In a March 11, 1954 article in the Mail Tribune, L.L. Poutre wrote a letter to the editor describing, through the eyes of a baby in her care, the horrors at Fairview.
Robinson said it was interesting to learn of the history of her property and the connection to caring for special needs kids.
“When I moved in 12 years ago, I opened an in-home day care. I did that for a few years when I got pregnant with my last kiddo, but I still have a special needs child that I care for all week long,” Robinson said.
Mason Robinson said it was just fun to find something “really old” on his family’s property and to learn about the history of his home.

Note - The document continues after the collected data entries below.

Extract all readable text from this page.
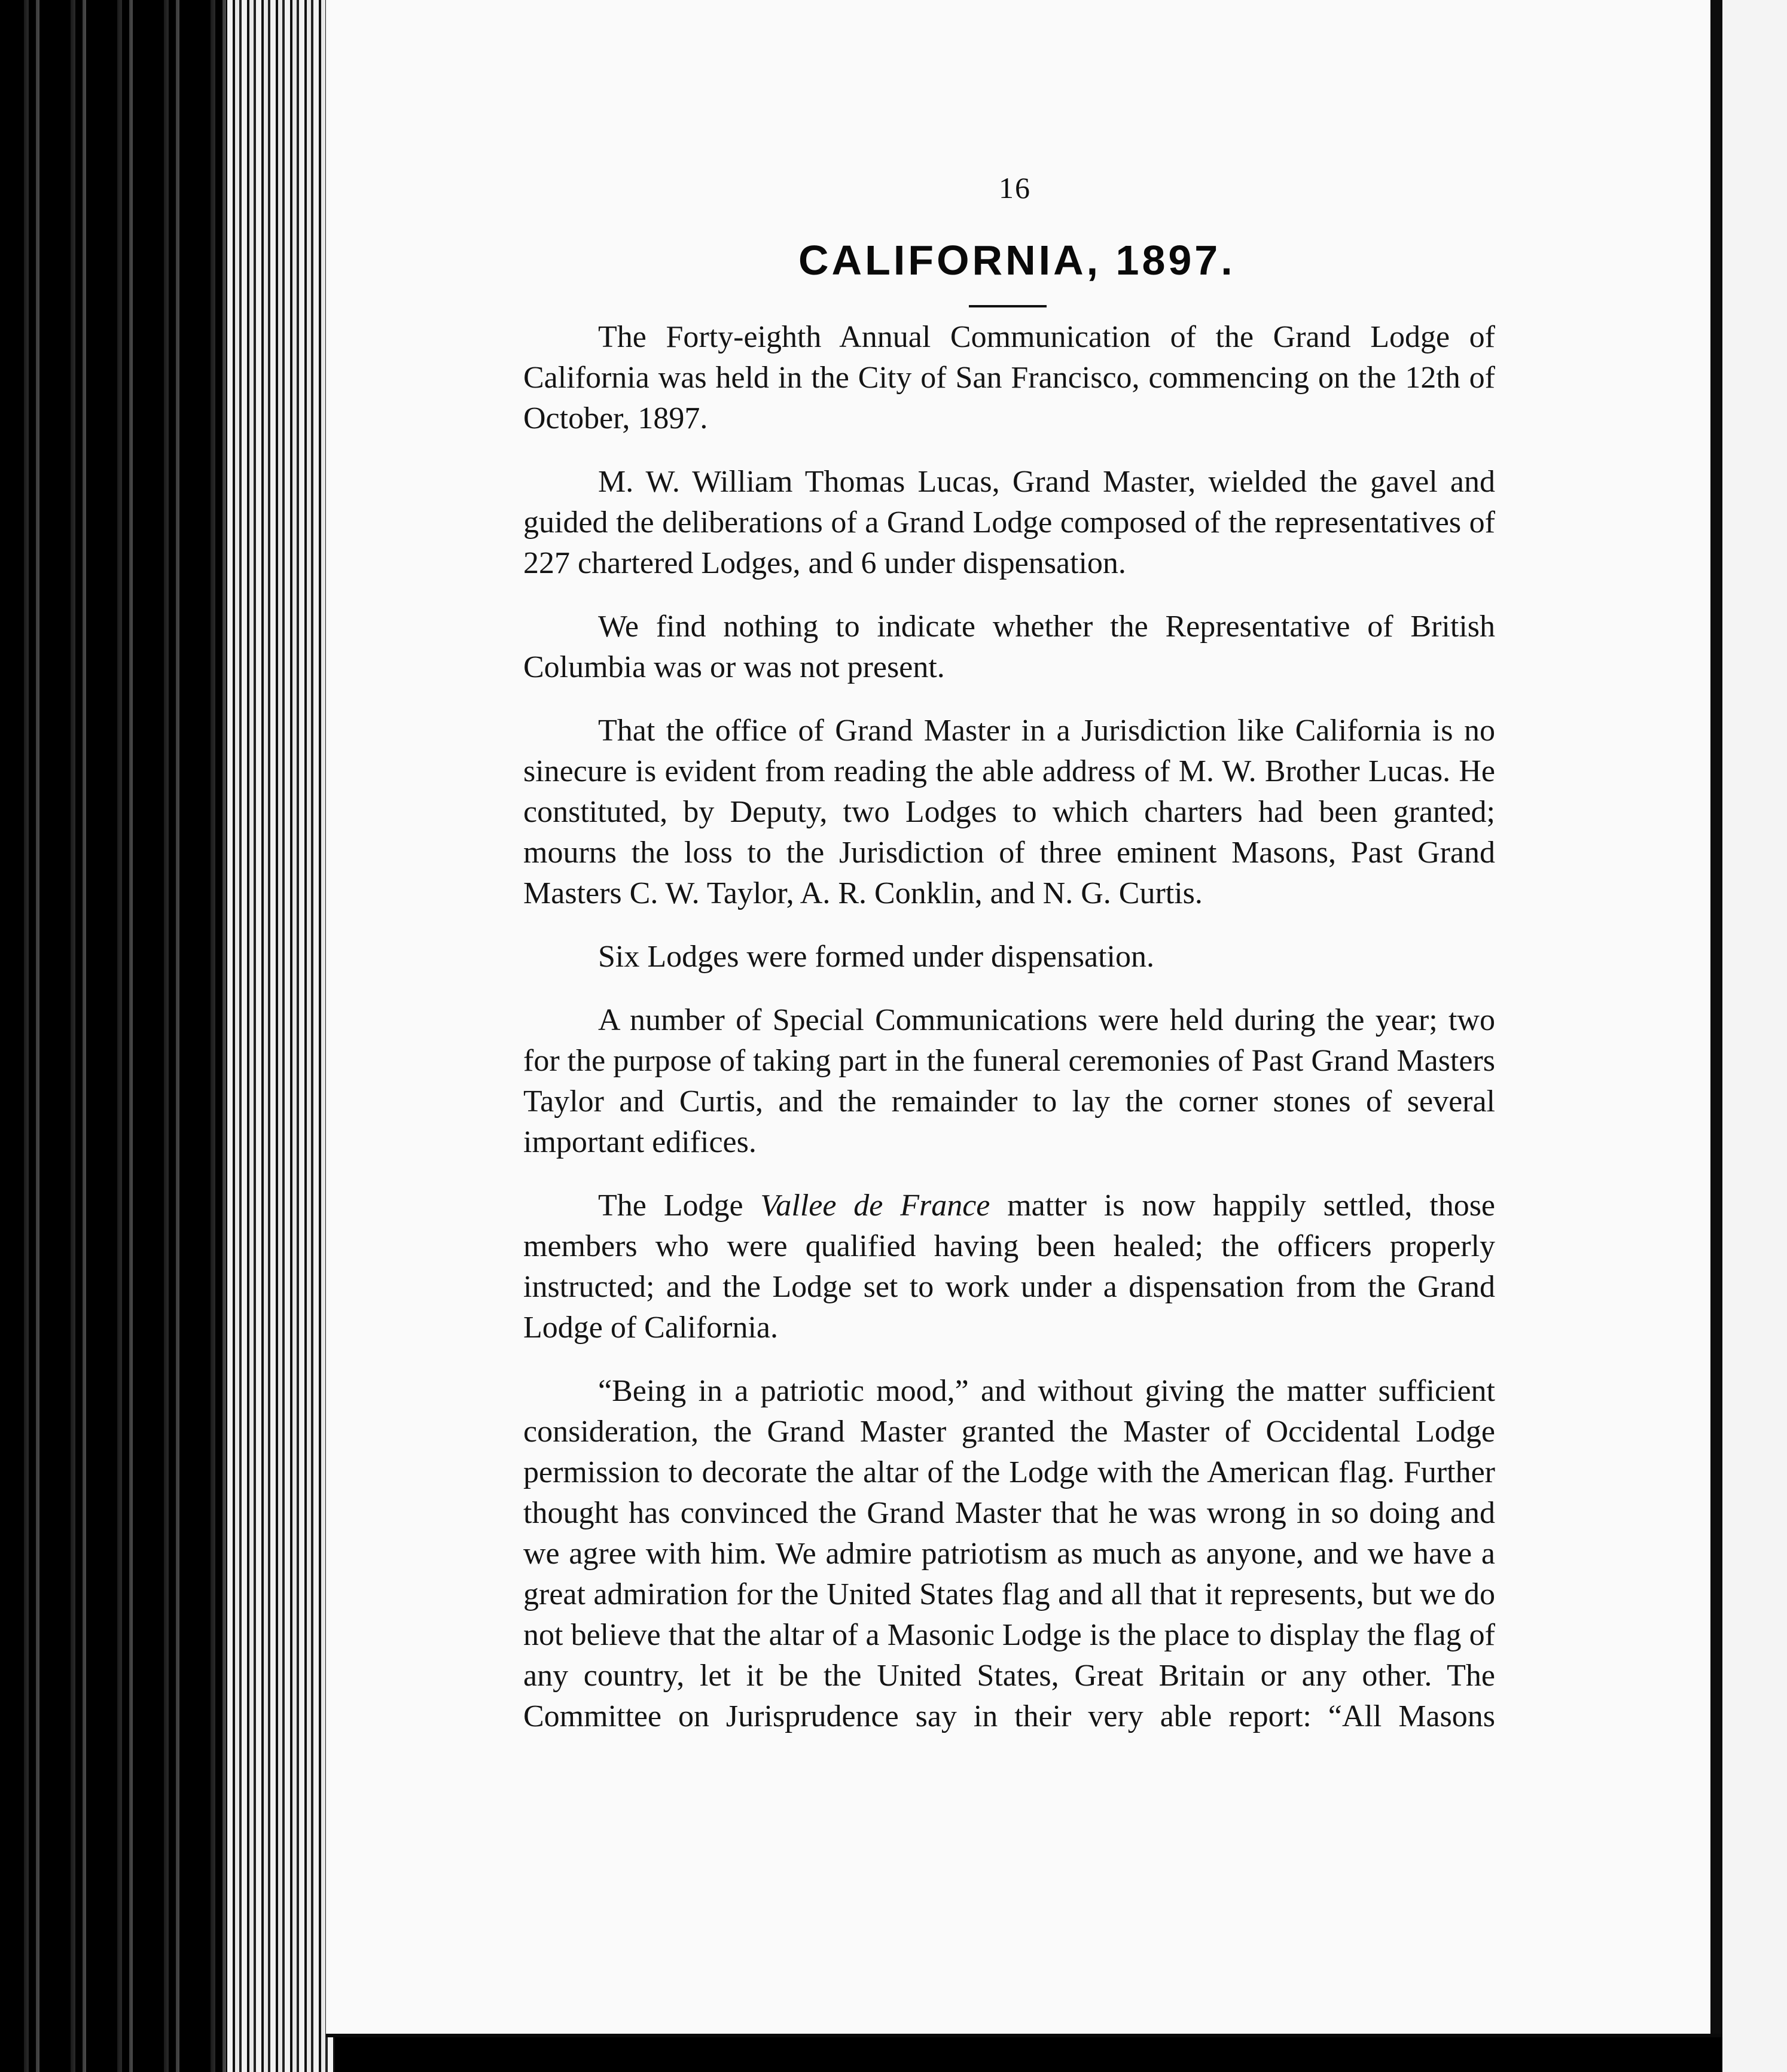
16
CALIFORNIA, 1897.

The Forty-eighth Annual Communication of the Grand Lodge of California was held in the City of San Francisco, commencing on the 12th of October, 1897.

M. W. William Thomas Lucas, Grand Master, wielded the gavel and guided the deliberations of a Grand Lodge composed of the representatives of 227 chartered Lodges, and 6 under dispensation.

We find nothing to indicate whether the Representative of British Columbia was or was not present.

That the office of Grand Master in a Jurisdiction like California is no sinecure is evident from reading the able address of M. W. Brother Lucas. He constituted, by Deputy, two Lodges to which charters had been granted; mourns the loss to the Jurisdiction of three eminent Masons, Past Grand Masters C. W. Taylor, A. R. Conklin, and N. G. Curtis.

Six Lodges were formed under dispensation.

A number of Special Communications were held during the year; two for the purpose of taking part in the funeral ceremonies of Past Grand Masters Taylor and Curtis, and the remainder to lay the corner stones of several important edifices.

The Lodge Vallee de France matter is now happily settled, those members who were qualified having been healed; the officers properly instructed; and the Lodge set to work under a dispensation from the Grand Lodge of California.

“Being in a patriotic mood,” and without giving the matter sufficient consideration, the Grand Master granted the Master of Occidental Lodge permission to decorate the altar of the Lodge with the American flag. Further thought has convinced the Grand Master that he was wrong in so doing and we agree with him. We admire patriotism as much as anyone, and we have a great admiration for the United States flag and all that it represents, but we do not believe that the altar of a Masonic Lodge is the place to display the flag of any country, let it be the United States, Great Britain or any other. The Committee on Jurisprudence say in their very able report: “All Masons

“When I first found it, I thought it was like an old dollar coin or something until I washed it off and I saw all the letters and design and countries on it,” he said. “I hope we can give it back to the owner or the family of the owner.”
Asia Robinson said she hoped the recent visitors would hear about her discovery and circle back around.
“When they came by, they told us they would come back some day and bring us a book they’d written about building the house and the Depression they went through, and all the 100-year-old trees they took down to build the house,” she said.
“We have found a lot of random things around the house when we were remodeling or working outside. When I dug up an area for my flower bed, we came across super old Hot Wheels and other random stuff you could tell was from a long time ago. It’s neat to think of kids playing in the yard, and it makes me wonder if some of it was from the kids who used to be in the home,” she added.
“We all know how kids will pick up anything and take it outside and just set it down. I wonder if the medal was from the family camping on the property or if it was years later and one of the children of the home were messing with it and took it outside and lost it? We might never know for sure, but it’s fun to think about.”